In its fraud counterclaim, A&R alleged that the pre-merger materials the Securityholders provided contained knowingly false misrepresentations and omissions. In support of their motion to dismiss this counterclaim, the Securityholders argued that A&R could not establish as a matter of law that it justifiably relied on any representations made in the pre-merger materials (one of the five requirements for a fraud claim under Delaware common law) because the merger agreement contained an integration clause and also provided that the Company “was not making any representation or warranty outside of the Merger Agreement.” The Court denied the Securityholders’ motion to dismiss Count III because, although Delaware law recognizes the enforceability of contractual clauses “which identify the specific information on which a party has relied and foreclose reliance on other information,” the Court has held it “will not insulate a party from liability for its counterparty’s reliance on fraudulent statements made outside of an agreement absent a clear statement by that counterparty … disclaiming such reliance.” A disclaimer by the party accused of fraud of reliance on extra-contractual representations will not suffice. The Court held that the critical language missing from the merger agreement was “any affirmative expression [by A&R] of (1) specifically what it was relying on when it decided to enter the Merger Agreement or (2) that it is was [sic] not relying on any representations made outside of the Merger Agreement.” Without such language, the Court held that contract did not bar fraud claims based upon extra-contractual representations and, on that basis, the Court denied the Securityholders’ motion to dismiss A&R’s fraud counterclaim.

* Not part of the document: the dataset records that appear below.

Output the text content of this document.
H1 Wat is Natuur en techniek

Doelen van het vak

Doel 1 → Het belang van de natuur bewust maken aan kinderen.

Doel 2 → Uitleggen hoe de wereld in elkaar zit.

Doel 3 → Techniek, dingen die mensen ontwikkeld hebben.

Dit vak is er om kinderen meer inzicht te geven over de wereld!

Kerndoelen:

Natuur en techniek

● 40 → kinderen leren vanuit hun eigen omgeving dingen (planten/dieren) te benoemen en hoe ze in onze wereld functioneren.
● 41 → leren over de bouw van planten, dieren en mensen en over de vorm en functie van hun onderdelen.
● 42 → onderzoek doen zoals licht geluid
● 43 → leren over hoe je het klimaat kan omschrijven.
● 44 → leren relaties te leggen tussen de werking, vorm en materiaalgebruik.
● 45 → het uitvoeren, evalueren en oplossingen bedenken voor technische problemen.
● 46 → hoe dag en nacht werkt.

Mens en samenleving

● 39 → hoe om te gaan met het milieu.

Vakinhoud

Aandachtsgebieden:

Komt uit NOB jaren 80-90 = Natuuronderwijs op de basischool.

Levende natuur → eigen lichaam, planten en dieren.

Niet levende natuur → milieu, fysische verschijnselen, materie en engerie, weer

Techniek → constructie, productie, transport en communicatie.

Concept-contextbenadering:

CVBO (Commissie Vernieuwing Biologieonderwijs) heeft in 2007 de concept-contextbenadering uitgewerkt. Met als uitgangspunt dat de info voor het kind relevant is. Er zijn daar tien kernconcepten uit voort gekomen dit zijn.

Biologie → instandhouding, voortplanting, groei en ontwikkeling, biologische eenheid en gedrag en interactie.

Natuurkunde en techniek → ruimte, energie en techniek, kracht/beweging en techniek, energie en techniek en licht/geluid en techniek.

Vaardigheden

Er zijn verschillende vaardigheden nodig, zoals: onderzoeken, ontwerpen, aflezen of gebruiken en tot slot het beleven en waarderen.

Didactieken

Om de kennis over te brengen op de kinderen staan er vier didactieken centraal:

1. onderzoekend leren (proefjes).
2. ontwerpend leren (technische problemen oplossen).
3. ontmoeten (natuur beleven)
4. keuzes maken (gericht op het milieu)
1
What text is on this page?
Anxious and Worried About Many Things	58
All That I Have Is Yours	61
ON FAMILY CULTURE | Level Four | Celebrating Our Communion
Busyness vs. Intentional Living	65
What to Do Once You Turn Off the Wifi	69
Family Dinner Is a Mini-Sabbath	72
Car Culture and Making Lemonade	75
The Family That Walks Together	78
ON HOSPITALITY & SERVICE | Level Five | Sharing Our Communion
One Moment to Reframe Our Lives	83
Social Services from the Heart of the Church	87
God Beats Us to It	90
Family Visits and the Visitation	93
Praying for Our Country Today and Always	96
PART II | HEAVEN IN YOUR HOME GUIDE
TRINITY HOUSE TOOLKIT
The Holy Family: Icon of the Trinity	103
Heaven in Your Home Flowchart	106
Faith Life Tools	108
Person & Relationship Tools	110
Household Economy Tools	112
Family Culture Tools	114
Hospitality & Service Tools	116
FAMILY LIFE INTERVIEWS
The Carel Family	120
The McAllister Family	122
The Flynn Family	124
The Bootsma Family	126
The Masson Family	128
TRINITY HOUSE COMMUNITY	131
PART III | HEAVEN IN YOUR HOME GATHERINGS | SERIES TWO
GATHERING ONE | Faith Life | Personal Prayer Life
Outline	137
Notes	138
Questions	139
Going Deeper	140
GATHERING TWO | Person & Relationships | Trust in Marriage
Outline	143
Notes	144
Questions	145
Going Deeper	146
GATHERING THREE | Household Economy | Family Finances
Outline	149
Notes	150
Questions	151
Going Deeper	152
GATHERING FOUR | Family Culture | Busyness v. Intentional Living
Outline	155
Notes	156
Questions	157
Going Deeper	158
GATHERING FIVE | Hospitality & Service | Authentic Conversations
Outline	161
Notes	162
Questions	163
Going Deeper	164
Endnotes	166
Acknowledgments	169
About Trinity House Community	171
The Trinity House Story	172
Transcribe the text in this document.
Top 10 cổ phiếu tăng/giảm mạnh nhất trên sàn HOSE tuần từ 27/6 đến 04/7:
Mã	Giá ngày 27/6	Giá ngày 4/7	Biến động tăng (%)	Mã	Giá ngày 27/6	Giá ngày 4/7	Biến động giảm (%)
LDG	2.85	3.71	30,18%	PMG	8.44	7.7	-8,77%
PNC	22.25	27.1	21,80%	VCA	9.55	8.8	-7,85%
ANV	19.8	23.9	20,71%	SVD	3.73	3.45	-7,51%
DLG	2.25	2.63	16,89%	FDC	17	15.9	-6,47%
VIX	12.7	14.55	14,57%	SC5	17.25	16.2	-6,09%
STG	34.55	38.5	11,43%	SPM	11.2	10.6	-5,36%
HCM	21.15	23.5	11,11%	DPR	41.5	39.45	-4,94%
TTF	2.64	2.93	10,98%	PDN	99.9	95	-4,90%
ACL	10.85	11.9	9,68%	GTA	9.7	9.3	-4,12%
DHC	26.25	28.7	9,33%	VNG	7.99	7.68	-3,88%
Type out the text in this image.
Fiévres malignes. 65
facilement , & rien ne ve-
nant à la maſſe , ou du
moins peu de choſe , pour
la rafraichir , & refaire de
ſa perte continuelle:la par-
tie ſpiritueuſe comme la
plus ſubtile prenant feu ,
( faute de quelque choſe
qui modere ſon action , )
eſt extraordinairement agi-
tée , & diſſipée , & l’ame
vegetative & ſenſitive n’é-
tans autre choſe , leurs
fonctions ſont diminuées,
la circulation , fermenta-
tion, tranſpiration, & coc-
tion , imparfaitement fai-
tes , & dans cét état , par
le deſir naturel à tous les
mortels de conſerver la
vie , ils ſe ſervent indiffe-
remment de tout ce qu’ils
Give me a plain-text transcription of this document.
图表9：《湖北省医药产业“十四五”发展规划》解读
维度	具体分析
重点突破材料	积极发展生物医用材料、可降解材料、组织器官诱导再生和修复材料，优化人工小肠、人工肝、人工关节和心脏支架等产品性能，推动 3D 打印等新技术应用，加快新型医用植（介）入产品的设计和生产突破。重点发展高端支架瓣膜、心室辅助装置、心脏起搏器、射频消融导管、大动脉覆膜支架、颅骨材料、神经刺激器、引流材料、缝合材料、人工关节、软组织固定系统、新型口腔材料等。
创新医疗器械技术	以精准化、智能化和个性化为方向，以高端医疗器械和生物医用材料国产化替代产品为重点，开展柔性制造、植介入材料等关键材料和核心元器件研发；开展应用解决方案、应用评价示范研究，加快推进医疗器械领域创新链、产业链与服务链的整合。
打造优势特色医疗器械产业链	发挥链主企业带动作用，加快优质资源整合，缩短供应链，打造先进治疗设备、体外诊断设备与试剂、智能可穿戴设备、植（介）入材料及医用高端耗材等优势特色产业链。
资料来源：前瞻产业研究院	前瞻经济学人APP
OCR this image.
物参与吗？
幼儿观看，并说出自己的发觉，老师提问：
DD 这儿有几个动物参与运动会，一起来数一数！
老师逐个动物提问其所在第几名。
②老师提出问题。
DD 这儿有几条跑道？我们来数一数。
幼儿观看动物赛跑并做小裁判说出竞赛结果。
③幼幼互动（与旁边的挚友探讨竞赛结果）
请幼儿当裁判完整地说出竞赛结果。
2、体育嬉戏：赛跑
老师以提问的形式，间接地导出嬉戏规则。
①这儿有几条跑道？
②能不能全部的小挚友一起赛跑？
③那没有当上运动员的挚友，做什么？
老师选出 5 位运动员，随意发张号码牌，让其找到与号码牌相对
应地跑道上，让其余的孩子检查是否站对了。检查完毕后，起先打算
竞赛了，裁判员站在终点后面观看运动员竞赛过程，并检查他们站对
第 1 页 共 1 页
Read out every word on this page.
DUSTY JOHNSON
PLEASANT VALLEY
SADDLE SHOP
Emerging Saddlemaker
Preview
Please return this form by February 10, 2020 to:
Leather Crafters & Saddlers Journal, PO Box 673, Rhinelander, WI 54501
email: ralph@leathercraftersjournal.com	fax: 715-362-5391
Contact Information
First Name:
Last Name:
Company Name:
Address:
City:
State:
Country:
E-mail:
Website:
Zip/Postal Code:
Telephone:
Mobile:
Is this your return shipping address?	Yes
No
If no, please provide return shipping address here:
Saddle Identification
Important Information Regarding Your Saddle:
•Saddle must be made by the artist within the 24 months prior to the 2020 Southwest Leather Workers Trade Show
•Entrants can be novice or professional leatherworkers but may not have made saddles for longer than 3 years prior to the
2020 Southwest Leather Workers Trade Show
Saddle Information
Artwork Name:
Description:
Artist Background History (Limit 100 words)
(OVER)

In Count II of its counterclaim, A&R asserted that the Securityholders’ statements and omissions during the sale process and in the merger agreement violated the Delaware Securities Act (the “Act”), which imposes liability on anyone who “[o]ffers, sells or purchases a security by means of any untrue statement of a material fact.” The Act does not apply to a Delaware corporation simply by virtue of its incorporation in the state. Rather, the Act “only applies where there is a sufficient nexus between Delaware and the transaction at issue.” The Court agreed with the Securityholders that Count II failed to state a claim for relief because the transaction at issue lacked a sufficient nexus to Delaware—the merger parties were not based in Delaware, no negotiations occurred in Delaware, and none of the allegedly underlying fraudulent business practices occurred in Delaware. The Court also rejected A&R’s argument that the Act should apply merely because the merger agreement contained a Delaware choice of law provision. Lastly, the Court rejected A&R’s attempt to invoke 6 Del. C. § 2708 (“Section 2708”)—which provides that parties to an agreement may agree in writing that the agreement shall be governed by or construed under Delaware law—holding that Section 2708 is not “a mechanism for the wholesale importation of every provision of Delaware statutory law into the commercial relationship of contracting parties.” Rather, Section 2708 is intended to provide certainty to parties who are subject to jurisdiction in Delaware that their choice of Delaware law regarding the construction and enforceability of their contracts will be respected.
The Court also held that A&R’s claim of unilateral mistake failed to state a claim for relief both because it would not be unconscionable to enforce the merger agreement and because rescission of the merger agreement at this point was not feasible. The Court granted FdG’s motion for summary judgment concerning the tax refund claim based on the undisputed facts, and the plain language in the merger agreement stating that pre-closing tax refunds are the property of the Securityholders and are to be paid to their representative promptly after receipt.